When Mel Mann was diagnosed with chronic myeloid leukemia at 37, doctors told him he had about three years to live. It was January 1995. An Army major in Detroit, Mann had chalked up persistent back pain to working out until an MRI revealed trouble in his bone marrow. Facing mortality, he worried about his young daughter and volunteered for every clinical trial available. Some experimental drugs helped for a short time, but none changed the course of his disease — until he enrolled in a trial for a new drug in August 1998.
Within a year of starting that drug, imatinib (later sold as Gleevec), Mann had regained his strength and was running a marathon in Anchorage. His turnaround was dramatic, and his story became one of many that illustrated a profound shift in cancer treatment: the arrival of targeted therapies that aim at the molecular causes of cancer rather than broadly poisoning rapidly dividing cells.
The idea behind that shift was championed decades earlier by oncologist Brian Druker. In the 1970s and ’80s, Druker questioned the prevailing approach of using highly toxic chemotherapies with uncertain benefit. He believed a better path would be to understand and block the specific molecular drivers that make cancer cells grow uncontrollably.
Chronic myeloid leukemia (CML) presented a clear target. Many patients with CML carry the Philadelphia chromosome, a genetic abnormality that produces an abnormal enzyme keeping a growth switch stuck “on,” causing excessive white blood cell production. If that enzyme could be turned off, the disease might be controlled.
Druker moved to Oregon Health & Science University to pursue that idea. Soon after arriving he began testing compounds supplied by a company that would become Novartis. One compound, imatinib, discovered by biochemist Nicholas Lydon, inhibited the abnormal enzyme in the lab. That laboratory success raised hope but did not guarantee patient benefit.
Druker pushed for clinical trials designed specifically for patients with the Philadelphia chromosome–positive form of CML. Because the drug targeted the abnormal enzyme, the trials enrolled only patients with that molecular signature. Results were striking: within months, patients receiving adequate doses experienced dramatic responses and side effects were generally mild compared with traditional chemotherapy. Word spread quickly among patient communities, and demand for enrollment grew worldwide.
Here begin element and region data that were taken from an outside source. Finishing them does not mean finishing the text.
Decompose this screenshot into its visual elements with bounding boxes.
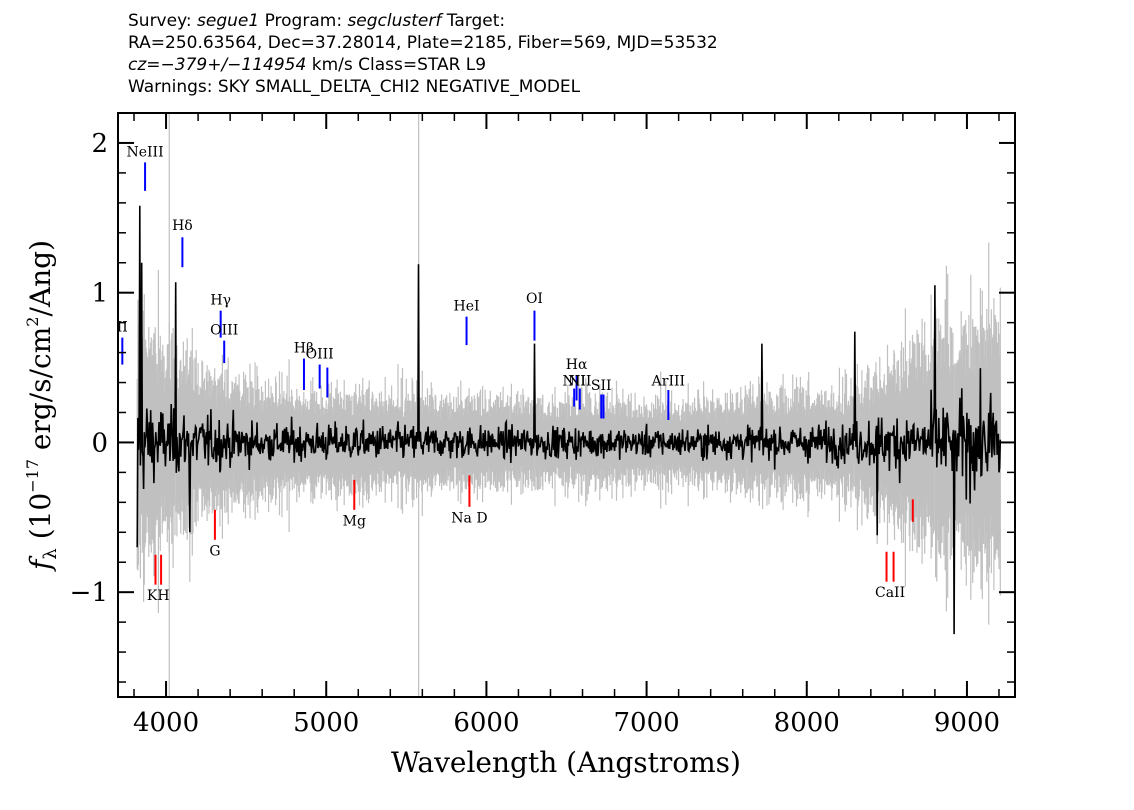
y-title-exp: −17 — [23, 459, 42, 493]
survey-value: segue1 — [197, 11, 260, 31]
absorption-label: CaII — [875, 585, 905, 601]
x-tick-label: 4000 — [133, 708, 199, 738]
y-title-exp2: 2 — [23, 317, 42, 327]
program-value: segclusterf — [347, 11, 442, 31]
y-title-main: (10 — [24, 493, 57, 548]
x-tick-label: 8000 — [774, 708, 840, 738]
plot-frame — [117, 112, 1016, 698]
y-title-rest: erg/s/cm — [24, 327, 57, 459]
y-tick-label: 0 — [91, 428, 108, 458]
absorption-label: G — [209, 543, 220, 559]
header-cz-line: cz=−379+/−114954 km/s Class=STAR L9 — [128, 54, 718, 76]
y-title-sub: λ — [40, 548, 61, 559]
emission-label: II — [117, 320, 128, 336]
y-tick-label: −1 — [70, 578, 108, 608]
header-coords-line: RA=250.63564, Dec=37.28014, Plate=2185, … — [128, 33, 718, 53]
emission-label: SII — [591, 378, 612, 394]
line-markers — [121, 162, 914, 585]
emission-label: Hα — [566, 357, 588, 373]
emission-label: NeIII — [126, 144, 163, 160]
emission-label: HeI — [454, 299, 480, 315]
x-tick-label: 6000 — [453, 708, 519, 738]
x-tick-label: 7000 — [614, 708, 680, 738]
absorption-label: KH — [147, 588, 170, 604]
y-tick-label: 2 — [91, 129, 108, 159]
emission-label: Hγ — [210, 293, 231, 309]
x-axis-title: Wavelength (Angstroms) — [391, 746, 741, 779]
spectrum-line — [136, 205, 1002, 635]
absorption-label: Na D — [451, 510, 487, 526]
header-warnings-line: Warnings: SKY SMALL_DELTA_CHI2 NEGATIVE_… — [128, 77, 581, 97]
emission-label: OI — [526, 291, 543, 307]
emission-label: Hδ — [172, 218, 193, 234]
emission-label: OIII — [306, 347, 334, 363]
cz-label: cz= — [128, 55, 161, 75]
program-label: Program: — [259, 11, 348, 31]
x-tick-label: 9000 — [934, 708, 1000, 738]
emission-label: NII — [563, 374, 586, 390]
cz-units: km/s Class=STAR L9 — [306, 55, 487, 75]
emission-label: Hβ — [294, 341, 314, 357]
survey-label: Survey: — [128, 11, 198, 31]
emission-label: OIII — [210, 323, 238, 339]
spectrum-header: Survey: segue1 Program: segclusterf Targ… — [128, 10, 718, 98]
cz-value: −379+/−114954 — [160, 55, 307, 75]
y-tick-label: 1 — [91, 279, 108, 309]
spectrum-series — [136, 205, 1002, 635]
axis-ticks: 4000 5000 6000 7000 8000 9000 −1 0 1 2 — [70, 112, 1015, 738]
y-title-end: /Ang) — [24, 240, 57, 317]
emission-label: ArIII — [651, 374, 685, 390]
emission-label: NII — [568, 374, 591, 390]
absorption-label: Mg — [343, 513, 366, 529]
header-survey-line: Survey: segue1 Program: segclusterf Targ… — [128, 10, 718, 32]
target-label: Target: — [441, 11, 506, 31]
x-tick-label: 5000 — [293, 708, 359, 738]
y-axis-title: fλ (10−17 erg/s/cm2/Ang) — [23, 240, 61, 572]
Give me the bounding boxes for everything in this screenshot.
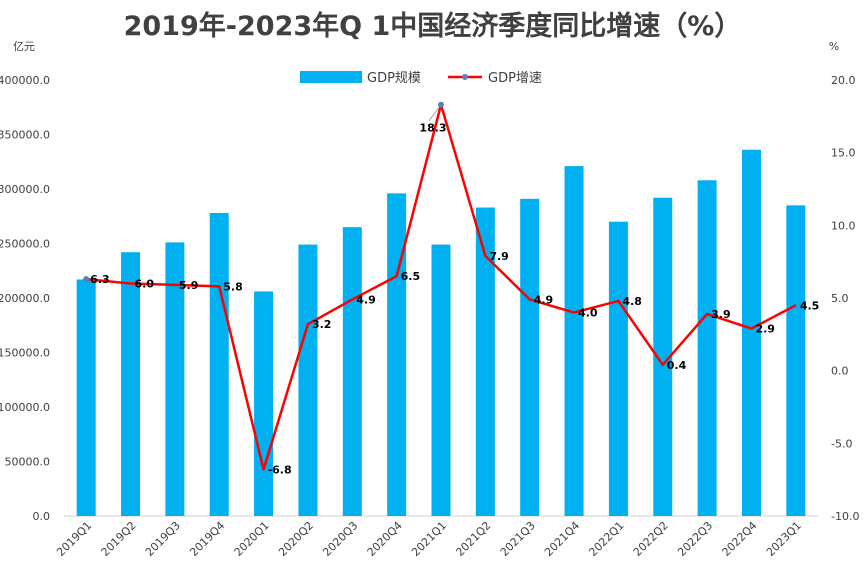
x-tick-label: 2022Q4 <box>720 519 760 559</box>
gdp-bar <box>741 149 761 516</box>
right-tick-label: 15.0 <box>831 147 856 160</box>
gdp-bar <box>697 180 717 516</box>
growth-data-label: 6.5 <box>401 270 421 283</box>
x-tick-label: 2022Q3 <box>675 519 715 559</box>
gdp-bar <box>76 279 96 516</box>
x-tick-label: 2019Q3 <box>143 519 183 559</box>
chart-title: 2019年-2023年Q 1中国经济季度同比增速（%） <box>123 11 742 42</box>
legend-line-marker <box>462 74 468 80</box>
left-tick-label: 100000.0 <box>0 401 50 414</box>
gdp-bar <box>608 221 628 516</box>
gdp-bar <box>475 207 495 516</box>
right-tick-label: 5.0 <box>831 292 849 305</box>
x-tick-label: 2021Q2 <box>453 519 493 559</box>
left-tick-label: 50000.0 <box>5 456 51 469</box>
gdp-bar <box>165 242 185 516</box>
x-tick-label: 2022Q2 <box>631 519 671 559</box>
x-tick-label: 2019Q1 <box>54 519 94 559</box>
x-tick-label: 2019Q4 <box>187 519 227 559</box>
gdp-bar <box>786 205 806 516</box>
left-tick-label: 150000.0 <box>0 347 50 360</box>
x-tick-label: 2022Q1 <box>586 519 626 559</box>
growth-data-label: 4.9 <box>534 293 554 306</box>
left-tick-label: 0.0 <box>33 510 51 523</box>
left-tick-label: 200000.0 <box>0 292 50 305</box>
gdp-bar <box>298 244 318 516</box>
right-tick-label: -5.0 <box>831 437 852 450</box>
right-tick-label: 0.0 <box>831 365 849 378</box>
growth-marker <box>83 276 90 283</box>
growth-data-label: 3.2 <box>312 318 332 331</box>
x-tick-label: 2020Q4 <box>365 519 405 559</box>
right-tick-label: -10.0 <box>831 510 859 523</box>
x-tick-label: 2021Q1 <box>409 519 449 559</box>
growth-data-label: 3.9 <box>711 308 731 321</box>
left-tick-label: 250000.0 <box>0 238 50 251</box>
gdp-bar <box>653 197 673 516</box>
x-tick-label: 2020Q3 <box>320 519 360 559</box>
growth-data-label: 6.3 <box>90 273 110 286</box>
gdp-bar <box>121 252 141 516</box>
growth-data-label: -6.8 <box>268 463 292 476</box>
growth-data-label: 4.8 <box>622 295 642 308</box>
legend-line-label: GDP增速 <box>488 71 542 86</box>
gdp-bar <box>520 198 540 516</box>
x-tick-label: 2021Q3 <box>498 519 538 559</box>
growth-data-label: 6.0 <box>135 277 155 290</box>
left-tick-label: 350000.0 <box>0 129 50 142</box>
growth-data-label: 7.9 <box>489 250 509 263</box>
growth-data-label: 4.5 <box>800 299 820 312</box>
right-tick-label: 20.0 <box>831 74 856 87</box>
growth-data-label: 2.9 <box>755 323 775 336</box>
left-axis-unit: 亿元 <box>13 40 35 53</box>
x-tick-label: 2021Q4 <box>542 519 582 559</box>
x-tick-label: 2023Q1 <box>764 519 804 559</box>
legend-bar-swatch <box>300 71 362 83</box>
legend-bar-label: GDP规模 <box>367 71 421 86</box>
left-tick-label: 400000.0 <box>0 74 50 87</box>
x-tick-label: 2020Q1 <box>232 519 272 559</box>
peak-leader-line <box>428 104 442 121</box>
gdp-bar <box>564 166 584 517</box>
right-tick-label: 10.0 <box>831 219 856 232</box>
x-tick-label: 2019Q2 <box>99 519 139 559</box>
gdp-bar <box>387 193 407 517</box>
left-tick-label: 300000.0 <box>0 183 50 196</box>
growth-data-label: 5.8 <box>223 280 243 293</box>
growth-data-label: 18.3 <box>419 122 446 135</box>
gdp-bar <box>209 212 229 517</box>
right-axis-unit: % <box>829 40 839 53</box>
x-tick-label: 2020Q2 <box>276 519 316 559</box>
growth-data-label: 4.9 <box>356 293 376 306</box>
gdp-bar <box>342 227 362 516</box>
growth-data-label: 0.4 <box>667 359 687 372</box>
growth-data-label: 5.9 <box>179 279 199 292</box>
growth-data-label: 4.0 <box>578 307 598 320</box>
gdp-bar <box>254 291 274 516</box>
gdp-bar <box>431 244 451 516</box>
To get the medicine to patients more quickly, the drug company had to collect and present data to regulators. A young biostatistician, Insa Gathmann, joined the project at Novartis and became the statistical lead. Early survival analyses she ran showed survival curves that were unexpectedly strong. At first she assumed a programming error; the results were simply that good.
The Food and Drug Administration approved imatinib on May 10, 2001. The agency’s review was quick — 72 days — reflecting the clear-cut responses and tolerability profile seen in trials. For clinicians and researchers involved, approval felt like sending a promising child out into the world.
Gleevec’s approval signaled more than a new treatment for one leukemia. It ushered in an era of targeted cancer drugs, therapies designed around the specific molecular abnormalities driving particular tumors. Today there are well over a hundred targeted cancer therapies on the market, and many have meaningfully improved survival and quality of life for patients with cancers once considered uniformly fatal.
The Gleevec story also exposed tensions in the system that bring drugs to patients. At launch, Gleevec’s annual cost was about $26,000 — considered extremely expensive at the time — and prices rose over the years, prompting debates about affordability and access even as the drug delivered extraordinary clinical benefit. Since then, generic versions have become available and costs have dropped to a few hundred dollars a year for many patients, making the drug far more accessible.
Clinicians still prescribe Gleevec for patients with CML, and outcomes have been transformed. Some patients who began treatment as children have been able to stop the drug without recurrence and go on to lead full adult lives, raise families and reach milestones that would once have been unimaginable.
Insa Gathmann remained at Novartis and rose through the ranks; she reflects on Gleevec as a rare career moment. Druker has watched patients given a death sentence go on to experience weddings, graduations and grandchildren. Mel Mann, once told he had three years left, is now in his late 60s, finished another degree, and plans more marathons.
Gleevec’s 25th anniversary is a milestone that highlights both the scientific triumph of translating molecular understanding into an effective therapy and the broader lessons about how drugs are developed, priced and made available. It remains a powerful example of what can happen when research, clinical advocacy, industry capacity and patient communities converge to accelerate a game-changing medicine from the lab to the clinic.